Bored with the standard two-dimensional artwork (and also frustrated that others copy her work), the great artist Picouso decided to move towards a more minimalist, one-dimensional style. Her final painting can be described by a one-dimensional array of colors of length
N (
\(1<=N<=300\)), where each color is specified an integer in the range
\(1…N\).
Much to Picouso's dismay, her rival Mune seems to have figured out how to replicate even these one-dimensional paintings! Mune paints one interval with one color, waits for it to dry, then paints another interval, and so on. Mune can use each of the
N colors as many times as she wants (possibly none).

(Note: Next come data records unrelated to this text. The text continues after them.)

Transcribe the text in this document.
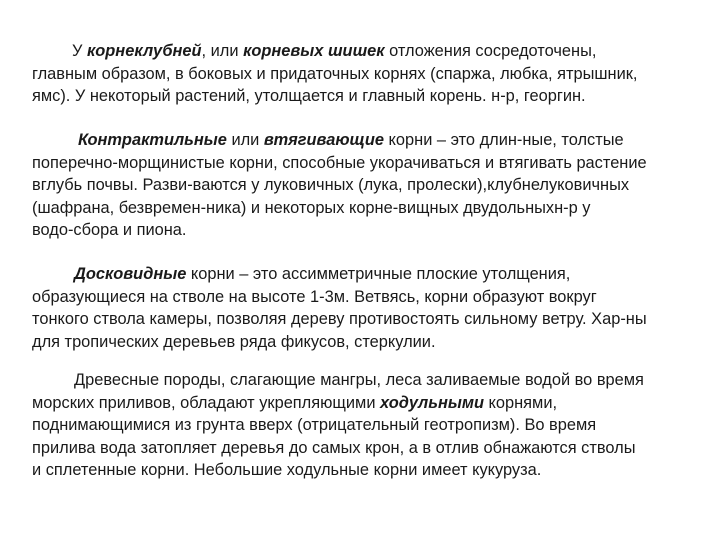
У корнеклубней, или корневых шишек отложения сосредоточены,
главным образом, в боковых и придаточных корнях (спаржа, любка, ятрышник,
ямс). У некоторый растений, утолщается и главный корень. н-р, георгин.

Контрактильные или втягивающие корни – это длин-ные, толстые
поперечно-морщинистые корни, способные укорачиваться и втягивать растение
вглубь почвы. Разви-ваются у луковичных (лука, пролески),клубнелуковичных
(шафрана, безвремен-ника) и некоторых корне-вищных двудольныхн-р у
водо-сбора и пиона.

Досковидные корни – это ассимметричные плоские утолщения,
образующиеся на стволе на высоте 1-3м. Ветвясь, корни образуют вокруг
тонкого ствола камеры, позволяя дереву противостоять сильному ветру. Хар-ны
для тропических деревьев ряда фикусов, стеркулии.

Древесные породы, слагающие мангры, леса заливаемые водой во время
морских приливов, обладают укрепляющими ходульными корнями,
поднимающимися из грунта вверх (отрицательный геотропизм). Во время
прилива вода затопляет деревья до самых крон, а в отлив обнажаются стволы
и сплетенные корни. Небольшие ходульные корни имеет кукуруза.
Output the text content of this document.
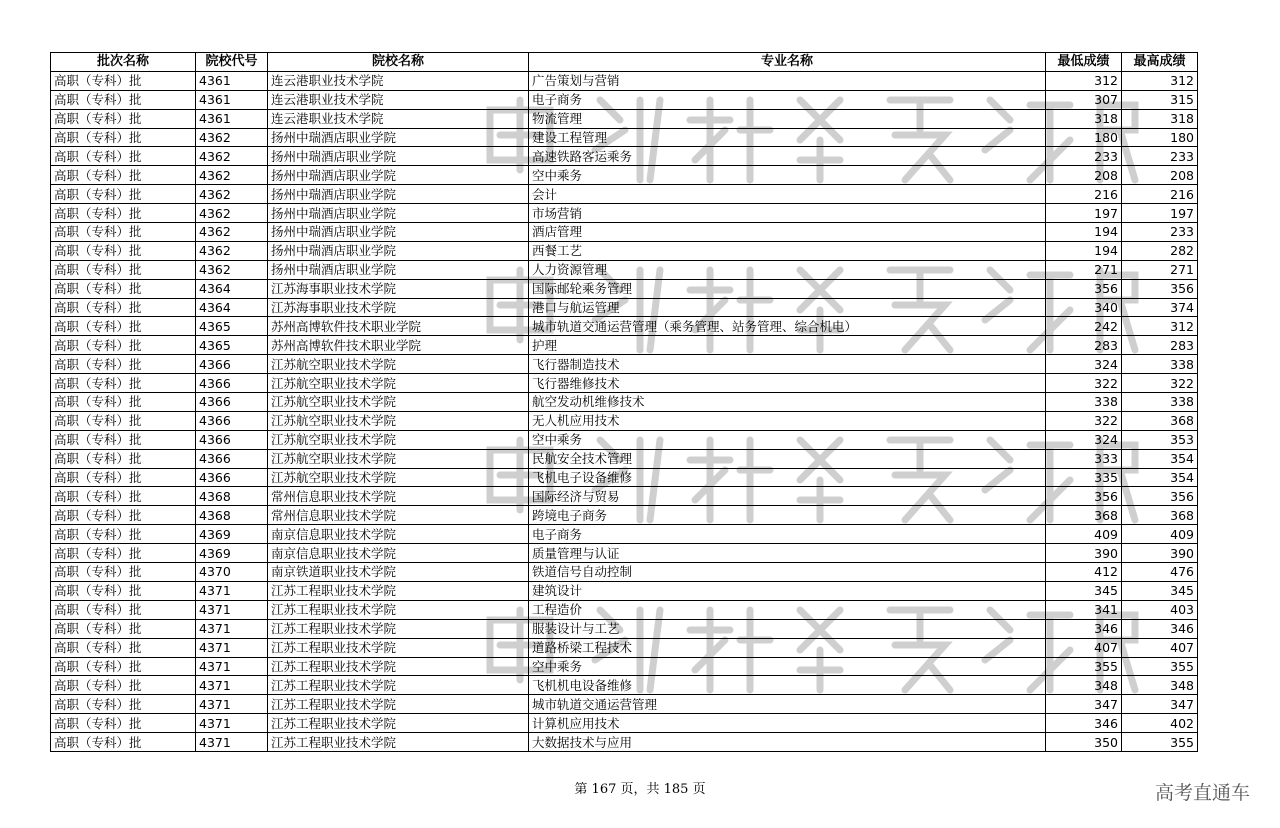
批次名称	院校代号	院校名称	专业名称	最低成绩	最高成绩
高职（专科）批	4361	连云港职业技术学院	广告策划与营销	312	312
高职（专科）批	4361	连云港职业技术学院	电子商务	307	315
高职（专科）批	4361	连云港职业技术学院	物流管理	318	318
高职（专科）批	4362	扬州中瑞酒店职业学院	建设工程管理	180	180
高职（专科）批	4362	扬州中瑞酒店职业学院	高速铁路客运乘务	233	233
高职（专科）批	4362	扬州中瑞酒店职业学院	空中乘务	208	208
高职（专科）批	4362	扬州中瑞酒店职业学院	会计	216	216
高职（专科）批	4362	扬州中瑞酒店职业学院	市场营销	197	197
高职（专科）批	4362	扬州中瑞酒店职业学院	酒店管理	194	233
高职（专科）批	4362	扬州中瑞酒店职业学院	西餐工艺	194	282
高职（专科）批	4362	扬州中瑞酒店职业学院	人力资源管理	271	271
高职（专科）批	4364	江苏海事职业技术学院	国际邮轮乘务管理	356	356
高职（专科）批	4364	江苏海事职业技术学院	港口与航运管理	340	374
高职（专科）批	4365	苏州高博软件技术职业学院	城市轨道交通运营管理（乘务管理、站务管理、综合机电）	242	312
高职（专科）批	4365	苏州高博软件技术职业学院	护理	283	283
高职（专科）批	4366	江苏航空职业技术学院	飞行器制造技术	324	338
高职（专科）批	4366	江苏航空职业技术学院	飞行器维修技术	322	322
高职（专科）批	4366	江苏航空职业技术学院	航空发动机维修技术	338	338
高职（专科）批	4366	江苏航空职业技术学院	无人机应用技术	322	368
高职（专科）批	4366	江苏航空职业技术学院	空中乘务	324	353
高职（专科）批	4366	江苏航空职业技术学院	民航安全技术管理	333	354
高职（专科）批	4366	江苏航空职业技术学院	飞机电子设备维修	335	354
高职（专科）批	4368	常州信息职业技术学院	国际经济与贸易	356	356
高职（专科）批	4368	常州信息职业技术学院	跨境电子商务	368	368
高职（专科）批	4369	南京信息职业技术学院	电子商务	409	409
高职（专科）批	4369	南京信息职业技术学院	质量管理与认证	390	390
高职（专科）批	4370	南京铁道职业技术学院	铁道信号自动控制	412	476
高职（专科）批	4371	江苏工程职业技术学院	建筑设计	345	345
高职（专科）批	4371	江苏工程职业技术学院	工程造价	341	403
高职（专科）批	4371	江苏工程职业技术学院	服装设计与工艺	346	346
高职（专科）批	4371	江苏工程职业技术学院	道路桥梁工程技术	407	407
高职（专科）批	4371	江苏工程职业技术学院	空中乘务	355	355
高职（专科）批	4371	江苏工程职业技术学院	飞机机电设备维修	348	348
高职（专科）批	4371	江苏工程职业技术学院	城市轨道交通运营管理	347	347
高职（专科）批	4371	江苏工程职业技术学院	计算机应用技术	346	402
高职（专科）批	4371	江苏工程职业技术学院	大数据技术与应用	350	355
第 167 页，共 185 页	高考直通车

Calculate the minimum number of brush strokes with one color that Muna needs to copy a Picouso painting.
Input
The first line contains the number
N. The next line contains
N integers in the range
\(1…N\) indicating the color of each cell in Picouso's painting.
Imprint
Print the minimum number of brush strokes to copy the painting.
Examples
| # |
Input |
Output |
| 1 |
10
1 2 3 4 1 4 3 2 1 6
| 6 |
Explanation
In this example, Mounet can copy the picture like this: (unfilled cells are indicated by color 0).

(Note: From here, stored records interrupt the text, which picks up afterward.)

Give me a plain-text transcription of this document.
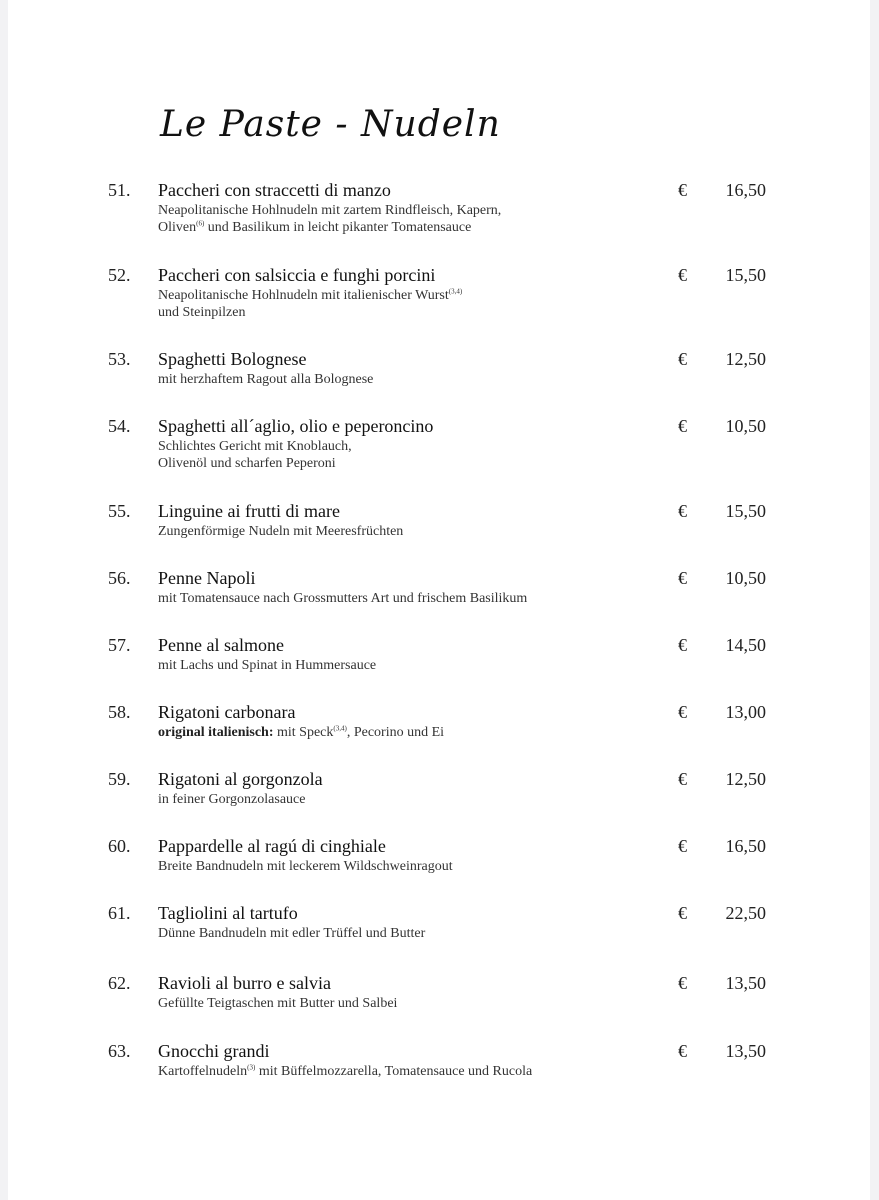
Le Paste - Nudeln
51. Paccheri con straccetti di manzo
Neapolitanische Hohlnudeln mit zartem Rindfleisch, Kapern,
Oliven$^{(6)}$ und Basilikum in leicht pikanter Tomatensauce
€	16,50
52. Paccheri con salsiccia e funghi porcini
Neapolitanische Hohlnudeln mit italienischer Wurst$^{(3,4)}$
und Steinpilzen
€	15,50
53. Spaghetti Bolognese
mit herzhaftem Ragout alla Bolognese
€	12,50
54. Spaghetti all´aglio, olio e peperoncino
Schlichtes Gericht mit Knoblauch,
Olivenöl und scharfen Peperoni
€	10,50
55. Linguine ai frutti di mare
Zungenförmige Nudeln mit Meeresfrüchten
€	15,50
56. Penne Napoli
mit Tomatensauce nach Grossmutters Art und frischem Basilikum
€	10,50
57. Penne al salmone
mit Lachs und Spinat in Hummersauce
€	14,50
58. Rigatoni carbonara
original italienisch: mit Speck$^{(3,4)}$, Pecorino und Ei
€	13,00
59. Rigatoni al gorgonzola
in feiner Gorgonzolasauce
€	12,50
60. Pappardelle al ragú di cinghiale
Breite Bandnudeln mit leckerem Wildschweinragout
€	16,50
61. Tagliolini al tartufo
Dünne Bandnudeln mit edler Trüffel und Butter
€	22,50
62. Ravioli al burro e salvia
Gefüllte Teigtaschen mit Butter und Salbei
€	13,50
63. Gnocchi grandi
Kartoffelnudeln$^{(3)}$ mit Büffelmozzarella, Tomatensauce und Rucola
€	13,50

Initially, the entire array is unfilled:
0 0 0 0 0 0 0 0 0 0
Mune paints the first 9 cells with color 1:
1 1 1 1 1 1 1 1 1 0
Mune paints the interval with color 2:
1 2 2 2 2 2 2 2 1 0
Mune paints the interval with color 3:
1 2 3 3 3 3 3 2 1 0
Mune paints the interval with color 4:
1 2 3 4 4 4 3 2 1 0
Mune paints one cell with color 1:
1 2 3 4 1 4 3 2 1 0
Mune paints the last cell with color 6:
1 2 3 4 1 4 3 2 1 6
Note that on the first stroke of the brush, it was possible to paint over the tenth cell with color 1. It wouldn't change the final state.